I actually loved summer term. Suddenly those huge reading assignments weren’t so daunting and the memorization for tests was just a matter of scheduling. And on the campus where they held the education courses, there were HUGE eucalyptus trees. The summer sun in Southern California would beat down on them and they would become more and more fragrant as they warmed up. By the time I’d arrive for class there was no escaping that scent. And so for me, the smell of eucalyptus takes me right back to studying John Dewey’s theories of education and memorizing dates for my History of Education course.
Today I started a new course of study: Graphic Design. It’s a completely new experience. It’s a community college or JC if you will. And I’m a good 20 years older than most of my fellow students. (yikes!) But it looks to be a really good program and I am eager for the discoveries that lie ahead.
Of course it was not without it’s hiccups. It took me fifteen minutes to find a parking place. And I’m pretty sure I’m older than at least one of my instructors. I couldn’t get the online distance learning piece to work because they’ve entered my birthday in February, not December, so the password didn’t work. And somehow I’m registered under my maiden name since I attended there 150 years ago for a GE course in Psychology that I took one summer way back when.

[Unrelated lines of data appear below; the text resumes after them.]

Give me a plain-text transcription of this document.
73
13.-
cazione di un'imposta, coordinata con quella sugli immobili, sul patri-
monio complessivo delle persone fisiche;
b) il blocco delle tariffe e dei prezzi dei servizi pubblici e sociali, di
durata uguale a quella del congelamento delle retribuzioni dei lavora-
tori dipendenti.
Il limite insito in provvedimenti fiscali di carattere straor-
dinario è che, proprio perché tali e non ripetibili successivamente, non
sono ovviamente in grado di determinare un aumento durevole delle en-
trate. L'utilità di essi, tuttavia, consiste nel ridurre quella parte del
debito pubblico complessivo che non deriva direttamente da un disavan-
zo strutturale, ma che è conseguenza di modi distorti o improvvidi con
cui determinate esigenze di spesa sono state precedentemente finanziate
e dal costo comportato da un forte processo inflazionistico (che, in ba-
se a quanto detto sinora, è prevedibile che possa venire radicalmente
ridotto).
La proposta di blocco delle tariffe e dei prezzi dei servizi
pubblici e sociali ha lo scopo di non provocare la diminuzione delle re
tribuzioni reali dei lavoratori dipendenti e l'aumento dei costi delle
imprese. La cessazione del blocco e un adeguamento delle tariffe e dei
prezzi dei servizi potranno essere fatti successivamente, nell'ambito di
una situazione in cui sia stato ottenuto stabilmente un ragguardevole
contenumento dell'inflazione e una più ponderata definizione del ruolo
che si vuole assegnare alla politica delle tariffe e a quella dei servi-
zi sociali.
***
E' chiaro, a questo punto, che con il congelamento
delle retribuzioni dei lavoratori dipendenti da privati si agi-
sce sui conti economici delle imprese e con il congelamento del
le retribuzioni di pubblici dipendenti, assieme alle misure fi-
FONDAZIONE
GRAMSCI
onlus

But all of that is worked out now, well, except my name, and I wanted to tell you this: It’s the rainy season here. (Let the “it’s raining in Portland” jokes ensue.) As I walked out to my car after class today I passed a stand of cedar trees. It had rained heavily during the morning but it was dry when I passed. And I could smell that fresh, kind of biting scent of the cedars. I wonder if ten years from now, when I catch a whiff of cedar if my mind will automatically turn to line and form, contrast and harmony, texture and balance and I’m grateful for this new adventure.